Dresden

Shockwave-Verfahren Mit Schockwellen gegen Verkalkung im Herzen

Oberarzt Dr. med. Felix J. Woitek (von links) beginnt mit seinen Kollegen Dr. med. Georg Ende und Janette Richter die Behandlung im Herzkatheterlabor. Foto: Robert Reuther

Nieren- oder Gallensteine werden schon seit vielen Jahren behandelt, indem sie mittels Stoß- beziehungsweise Schockwellen von außen zertrümmert werden. Nun hält diese Methode auch in der Herzmedizin am Herzzentrum Dresden Universitätsklinik Einzug. Mit dem aus Amerika stammenden „Shockwave“-Verfahren können durch Kalk verengte Gefäße am Herzen (Koronarstenosen) beseitigt werden. „Für die Patientinnen und Patienten ist das ein Segen, denn dadurch können einige nun minimal-invasiv mittels Katheter behandelt werden, bei denen es vorher nicht möglich gewesen wäre“, erklärt Dr. med. Felix J. Woitek, Oberarzt der Klinik für Innere Medizin und Kardiologie und Leiter der Herzkatheterlabore des Herzzentrums.

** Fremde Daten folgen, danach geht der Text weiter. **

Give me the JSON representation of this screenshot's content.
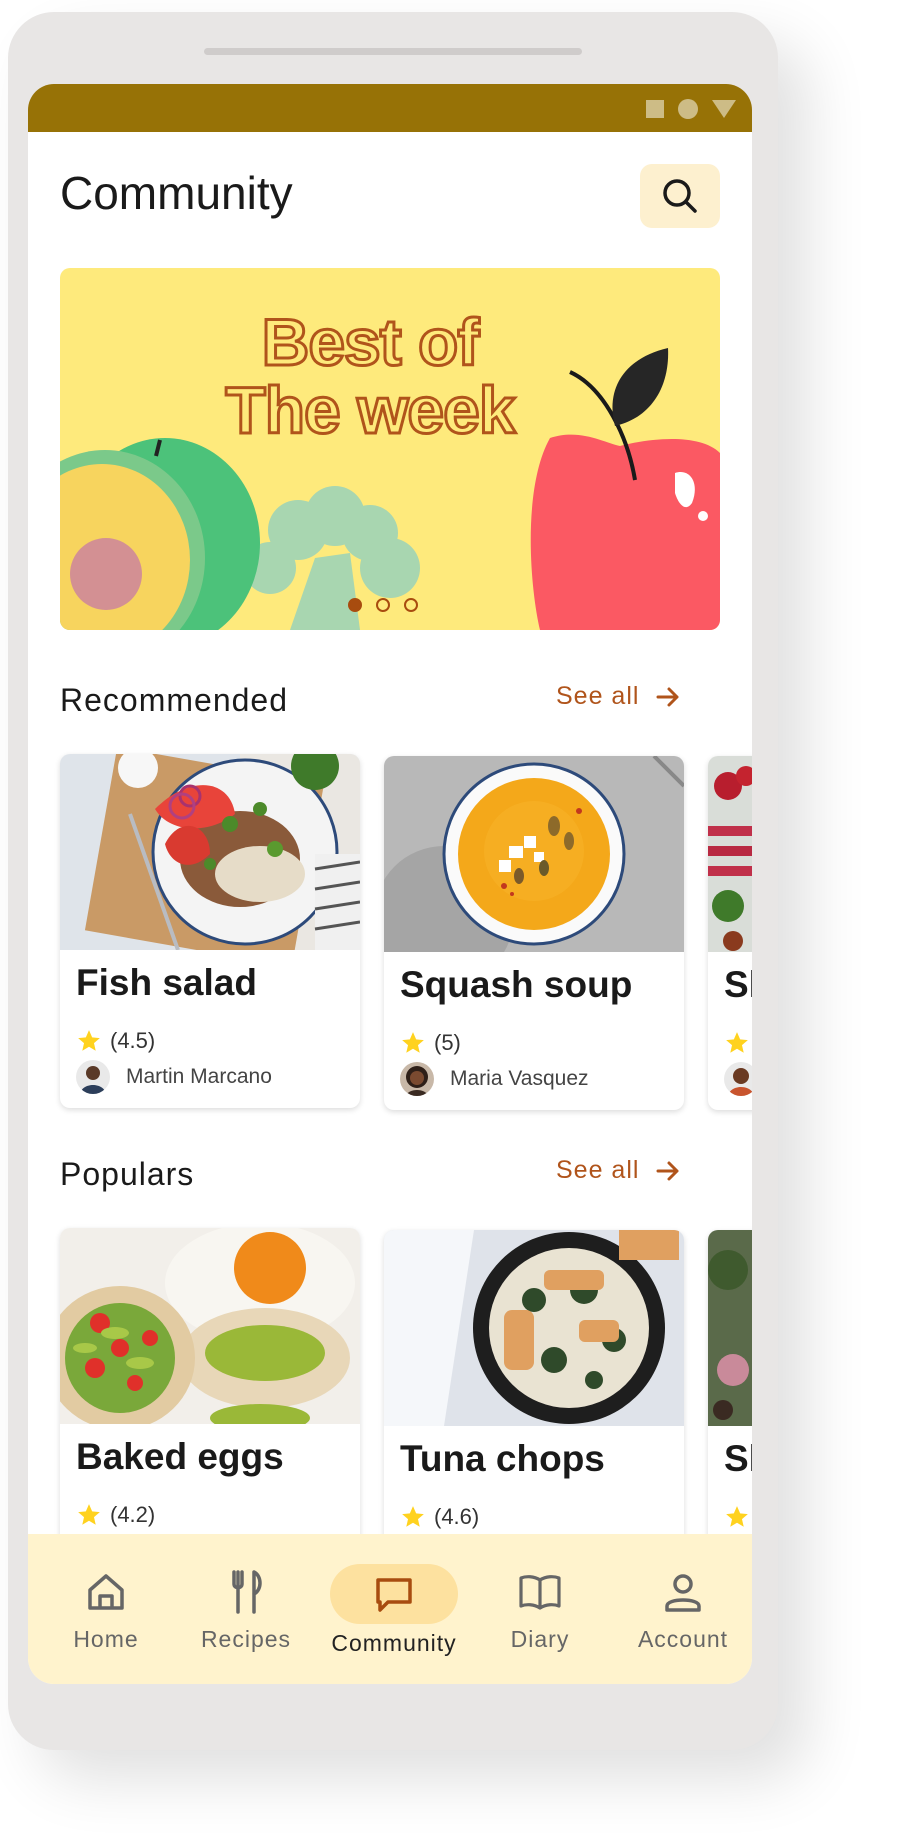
{
  "header": {
    "title": "Community"
  },
  "banner": {
    "title_line1": "Best of",
    "title_line2": "The week",
    "slides": 3,
    "active_slide": 1
  },
  "sections": {
    "recommended": {
      "title": "Recommended",
      "see_all": "See all",
      "cards": [
        {
          "name": "Fish salad",
          "rating": "(4.5)",
          "author": "Martin Marcano"
        },
        {
          "name": "Squash soup",
          "rating": "(5)",
          "author": "Maria Vasquez"
        },
        {
          "name": "Sl",
          "rating": "",
          "author": ""
        }
      ]
    },
    "populars": {
      "title": "Populars",
      "see_all": "See all",
      "cards": [
        {
          "name": "Baked eggs",
          "rating": "(4.2)"
        },
        {
          "name": "Tuna chops",
          "rating": "(4.6)"
        },
        {
          "name": "Sl",
          "rating": ""
        }
      ]
    }
  },
  "nav": {
    "items": [
      {
        "label": "Home",
        "icon": "home-icon"
      },
      {
        "label": "Recipes",
        "icon": "fork-knife-icon"
      },
      {
        "label": "Community",
        "icon": "chat-icon",
        "active": true
      },
      {
        "label": "Diary",
        "icon": "book-icon"
      },
      {
        "label": "Account",
        "icon": "person-icon"
      }
    ]
  },
  "colors": {
    "status_bar": "#977206",
    "accent": "#b0541b",
    "banner_bg": "#feea7c",
    "nav_bg": "#fff3cd",
    "nav_active": "#fde19f",
    "star": "#ffd21f"
  }
}
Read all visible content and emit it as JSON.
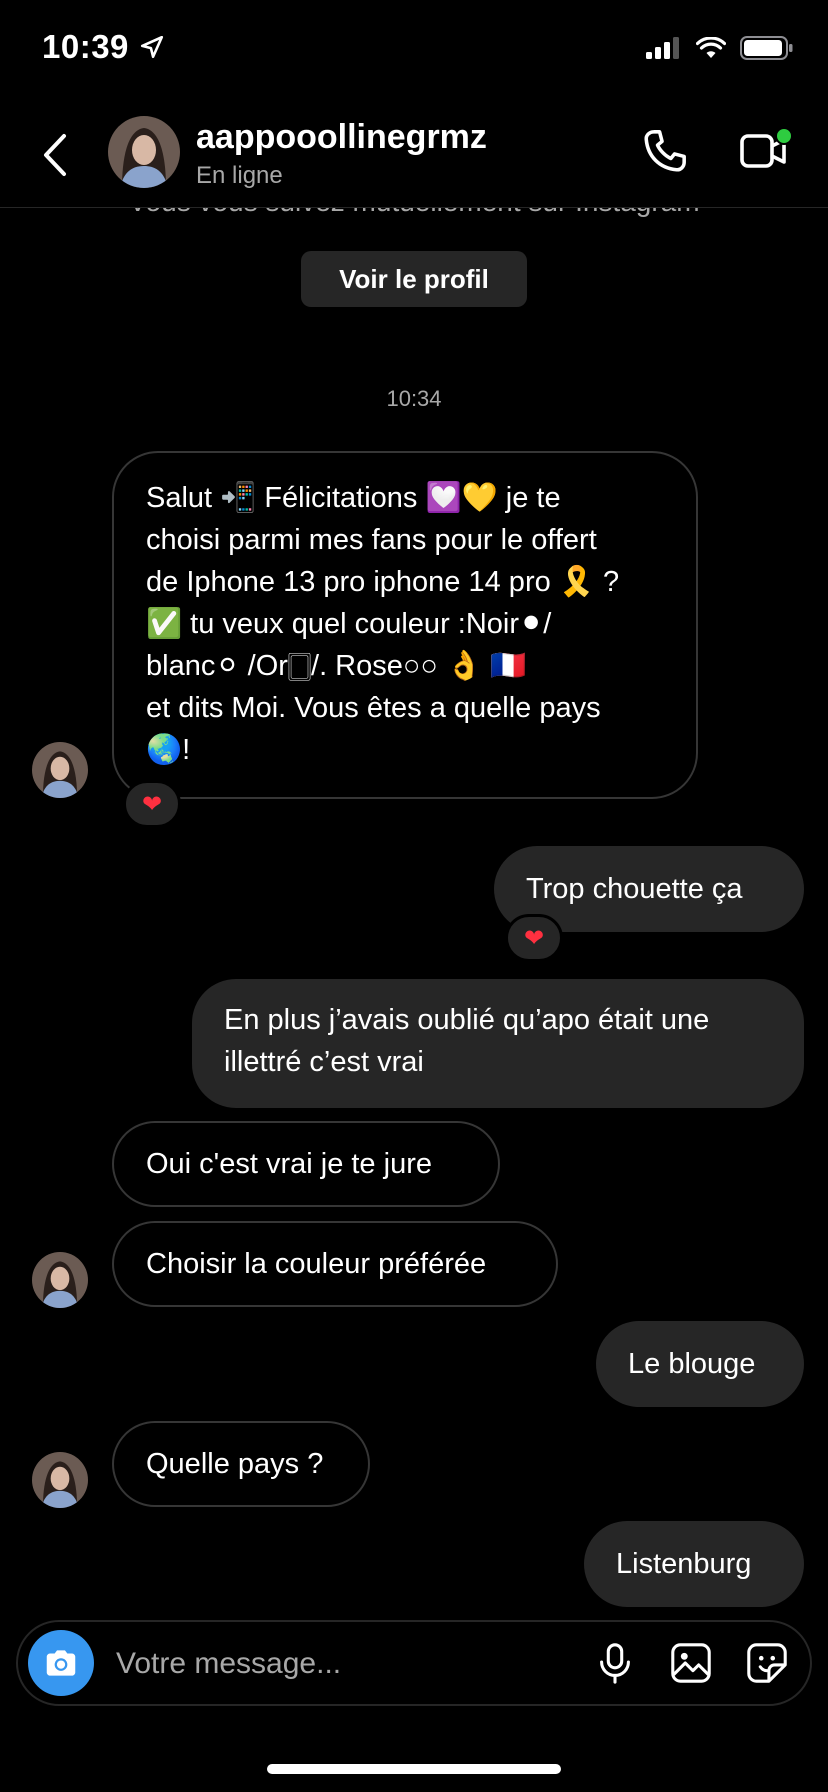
{
  "status_bar": {
    "time": "10:39"
  },
  "header": {
    "username": "aappooollinegrmz",
    "presence": "En ligne"
  },
  "profile_banner": {
    "mutual_text": "Vous vous suivez mutuellement sur Instagram",
    "button_label": "Voir le profil"
  },
  "timestamp": "10:34",
  "messages": [
    {
      "direction": "incoming",
      "lines": [
        "Salut 📲 Félicitations 💟💛 je te",
        "choisi parmi mes fans pour le offert",
        "de Iphone 13 pro iphone 14 pro 🎗️ ?",
        "✅ tu veux quel couleur :Noir⚫/",
        "blanc⚪ /Or🀆/. Rose○○ 👌 🇫🇷",
        "et dits Moi. Vous êtes a quelle pays",
        "🌏!"
      ],
      "reaction": "❤"
    },
    {
      "direction": "outgoing",
      "text": "Trop chouette ça",
      "reaction": "❤"
    },
    {
      "direction": "outgoing",
      "lines": [
        "En plus j’avais oublié qu’apo était une",
        "illettré c’est vrai"
      ]
    },
    {
      "direction": "incoming",
      "text": "Oui c'est vrai je te jure"
    },
    {
      "direction": "incoming",
      "text": "Choisir la couleur préférée"
    },
    {
      "direction": "outgoing",
      "text": "Le blouge"
    },
    {
      "direction": "incoming",
      "text": "Quelle pays ?"
    },
    {
      "direction": "outgoing",
      "text": "Listenburg"
    }
  ],
  "composer": {
    "placeholder": "Votre message..."
  },
  "icons": {
    "back": "chevron-left-icon",
    "call": "phone-icon",
    "video": "video-camera-icon",
    "camera": "camera-icon",
    "mic": "microphone-icon",
    "gallery": "image-icon",
    "sticker": "sticker-icon"
  },
  "colors": {
    "background": "#000000",
    "outgoing_bubble": "#262626",
    "incoming_border": "#363636",
    "accent": "#3797f0",
    "online_dot": "#2ecc40",
    "reaction_heart": "#ff3040"
  }
}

Es ist wichtig, dass der Kalk mit behandelt wird, da sich die Gefäße sonst nicht richtig aufdehnen lassen und nicht gut mit einer Gefäßstütze (Stent) versorgt werden können. Diese kleinen Drahtgitter können sogar vom Gefäßkalk wieder zusammengedrückt werden und so steigt das Risiko einer neuen Engstelle oder gar eines plötzlichen Gefäßverschlusses (Herzinfarkt).  

Das Beste aus zwei Welten

Die dabei bisher übliche Methode, die Rotablation, stößt jedoch ab einer gewissen Größe der Gefäße an ihre Grenzen. Das liegt daran, dass der Mini-Bohrer, der per Katheter im Herzkranz-Gefäß die Verkalkung abfräst, nur für kleinere Durchmesser geeignet ist. „Wird es zu groß oder sind die Kalkablagerung zu stark beziehungsweise zu tief, ist der Bohrer weniger effektiv“, so Dr. Woitek.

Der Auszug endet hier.